Heres Downings comments from an article in Fourfourtwo on performance and training…….
“When I was first at Middlesbrough, one of our coaches would say, ‘You’re just going to use your right foot for the next 10 minutes.’ This forced me to improve my weaker foot. If you rely on using your favoured foot, it’s easier for the defender to mark you – he can shut the line off and show you inside, where you’ll run into more bodies. You’re harder to stop when you can shift the ball both ways and use either foot. Get over the fear of using your weaker foot with plenty of practice.”
“If I’m playing with an aerial striker, I try to hit an area I know he’s going to attack. If I’m playing with finisher, I find his feet. If you put the ball in the right areas and no one gets on the end of it, strikers will hold their hands up and say, ‘I wasn’t there’. Don’t try and whip every cross. Focus on getting your body around the ball and making good contact. Make sure you’re stable when you strike the ball; if you’re off-balance you won’t put in a decent cross.”
“Out wide, you can come short, spin and run in behind the full-back. When you play at the top of the diamond it’s different. You have to find angles, because you’ve got midfielders and central defenders around you, waiting to hit you with a tackle. You have to get used to receiving the ball side-on, so you can turn and run forward. You also have to think about the movement of your team-mates and how it alters now you’re in a different position.”
“When I was coached by Teddy Sheringham he said to me, ‘It’s no good just playing in the position; you’ve got to get goals and create – that’s your job’. It’s not just about playing well; you’ve got to be effective. My way of thinking has changed. When you’re there to make a difference in the final third, you’re going to lose the ball sometimes. Through balls will get cut out, but it only takes one to get through to set up a goal. Don’t fear this. Have confidence, be brave and keep trying.”
“As a winger you’ve got to get inside the back post and get goals. In a central role it’s different. When we cross the ball into the box, defenders target the striker and try to block him. I look for gaps and space around him. It’s about timing. When you’ve got a chance, you must not rush. Teddy says, ‘You don’t always have to whack it – you can place it and put it in the corners’. That’s what I’ve been trying to do – place it in the corners and hit it low and hard.
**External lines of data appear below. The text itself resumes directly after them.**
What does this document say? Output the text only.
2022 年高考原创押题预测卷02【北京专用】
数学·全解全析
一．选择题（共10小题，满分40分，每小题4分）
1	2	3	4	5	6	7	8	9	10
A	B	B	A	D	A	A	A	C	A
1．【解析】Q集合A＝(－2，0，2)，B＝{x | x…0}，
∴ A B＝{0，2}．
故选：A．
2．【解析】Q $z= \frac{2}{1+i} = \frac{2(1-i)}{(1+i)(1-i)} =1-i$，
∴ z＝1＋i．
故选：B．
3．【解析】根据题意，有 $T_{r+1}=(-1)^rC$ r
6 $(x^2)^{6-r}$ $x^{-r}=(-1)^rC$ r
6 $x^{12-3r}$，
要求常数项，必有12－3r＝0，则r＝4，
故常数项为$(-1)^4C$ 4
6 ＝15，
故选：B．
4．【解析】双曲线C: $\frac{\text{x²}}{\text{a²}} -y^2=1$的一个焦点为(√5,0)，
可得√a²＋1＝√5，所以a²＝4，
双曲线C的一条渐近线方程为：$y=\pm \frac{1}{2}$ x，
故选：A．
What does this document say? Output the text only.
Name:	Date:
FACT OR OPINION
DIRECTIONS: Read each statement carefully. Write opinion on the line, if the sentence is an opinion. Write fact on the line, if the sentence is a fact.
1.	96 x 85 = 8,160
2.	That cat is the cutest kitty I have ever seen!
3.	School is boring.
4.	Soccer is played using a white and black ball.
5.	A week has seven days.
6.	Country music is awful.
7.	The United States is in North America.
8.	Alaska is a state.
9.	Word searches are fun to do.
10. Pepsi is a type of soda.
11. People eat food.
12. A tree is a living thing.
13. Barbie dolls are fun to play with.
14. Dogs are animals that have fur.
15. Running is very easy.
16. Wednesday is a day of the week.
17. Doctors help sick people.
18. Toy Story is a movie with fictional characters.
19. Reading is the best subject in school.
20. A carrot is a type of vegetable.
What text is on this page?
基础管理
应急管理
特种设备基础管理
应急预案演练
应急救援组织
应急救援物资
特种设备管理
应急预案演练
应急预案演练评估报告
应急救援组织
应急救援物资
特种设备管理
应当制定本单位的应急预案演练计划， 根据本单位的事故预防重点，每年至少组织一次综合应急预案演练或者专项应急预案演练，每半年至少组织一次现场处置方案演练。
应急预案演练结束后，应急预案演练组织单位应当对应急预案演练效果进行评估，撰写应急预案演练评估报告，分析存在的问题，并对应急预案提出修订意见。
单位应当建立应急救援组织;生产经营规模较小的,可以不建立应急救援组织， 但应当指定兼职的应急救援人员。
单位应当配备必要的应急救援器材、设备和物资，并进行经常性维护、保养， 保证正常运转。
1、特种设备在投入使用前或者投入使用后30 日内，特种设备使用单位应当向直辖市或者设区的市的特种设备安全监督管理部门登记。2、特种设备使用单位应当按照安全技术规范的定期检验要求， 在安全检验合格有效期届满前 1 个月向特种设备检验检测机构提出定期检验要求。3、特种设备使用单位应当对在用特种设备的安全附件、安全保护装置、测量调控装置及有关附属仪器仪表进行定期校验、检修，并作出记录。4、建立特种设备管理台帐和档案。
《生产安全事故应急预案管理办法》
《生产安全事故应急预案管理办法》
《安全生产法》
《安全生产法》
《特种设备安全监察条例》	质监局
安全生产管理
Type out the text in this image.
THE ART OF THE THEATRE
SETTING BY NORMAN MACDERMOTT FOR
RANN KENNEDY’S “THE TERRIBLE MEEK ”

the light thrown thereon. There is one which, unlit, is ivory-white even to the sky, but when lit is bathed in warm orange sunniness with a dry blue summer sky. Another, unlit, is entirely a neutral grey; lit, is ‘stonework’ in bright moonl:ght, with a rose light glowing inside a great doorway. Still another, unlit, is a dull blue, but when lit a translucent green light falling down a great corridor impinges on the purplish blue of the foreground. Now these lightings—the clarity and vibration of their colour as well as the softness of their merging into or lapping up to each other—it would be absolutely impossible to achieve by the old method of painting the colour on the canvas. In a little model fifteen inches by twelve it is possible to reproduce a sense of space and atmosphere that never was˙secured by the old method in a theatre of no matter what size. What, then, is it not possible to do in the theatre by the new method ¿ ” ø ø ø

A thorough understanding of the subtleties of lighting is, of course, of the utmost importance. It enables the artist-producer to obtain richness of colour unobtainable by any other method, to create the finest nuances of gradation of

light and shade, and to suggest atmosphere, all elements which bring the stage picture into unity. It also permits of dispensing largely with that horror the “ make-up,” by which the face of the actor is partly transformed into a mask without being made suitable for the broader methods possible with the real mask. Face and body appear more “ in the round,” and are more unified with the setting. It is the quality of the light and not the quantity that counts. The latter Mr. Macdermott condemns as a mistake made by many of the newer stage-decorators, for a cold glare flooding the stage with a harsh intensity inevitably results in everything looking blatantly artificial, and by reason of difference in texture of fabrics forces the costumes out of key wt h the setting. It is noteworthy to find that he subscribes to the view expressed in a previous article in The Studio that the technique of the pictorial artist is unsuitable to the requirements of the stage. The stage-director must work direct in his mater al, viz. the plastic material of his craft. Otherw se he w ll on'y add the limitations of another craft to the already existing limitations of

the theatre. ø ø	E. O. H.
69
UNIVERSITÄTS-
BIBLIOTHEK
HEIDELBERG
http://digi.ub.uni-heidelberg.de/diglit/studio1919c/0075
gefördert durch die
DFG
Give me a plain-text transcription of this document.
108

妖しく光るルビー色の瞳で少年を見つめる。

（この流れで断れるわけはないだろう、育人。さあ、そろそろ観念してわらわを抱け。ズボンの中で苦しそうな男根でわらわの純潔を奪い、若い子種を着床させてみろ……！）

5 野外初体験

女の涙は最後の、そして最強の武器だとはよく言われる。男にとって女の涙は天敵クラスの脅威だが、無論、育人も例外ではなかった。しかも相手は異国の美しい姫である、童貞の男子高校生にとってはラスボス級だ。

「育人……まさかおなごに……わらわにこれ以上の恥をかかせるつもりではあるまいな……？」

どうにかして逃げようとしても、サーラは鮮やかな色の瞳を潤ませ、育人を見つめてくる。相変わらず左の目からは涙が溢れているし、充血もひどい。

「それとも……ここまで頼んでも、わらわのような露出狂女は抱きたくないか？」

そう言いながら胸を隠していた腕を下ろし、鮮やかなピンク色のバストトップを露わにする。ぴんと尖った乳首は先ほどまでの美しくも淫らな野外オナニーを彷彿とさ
“It’s all about making the right decisions in the right areas. A lot of players, especially when they’re younger, have unbelievable ability but they use it in the wrong areas. When I was younger and I cost the team a goal by losing the ball in the defensive third, the manager would say, ‘There’s your lesson’. Take chances in the final third – not near your own goal. If you lose the ball further up the field, the opposition still have to travel 60-70 yards before they can harm you.”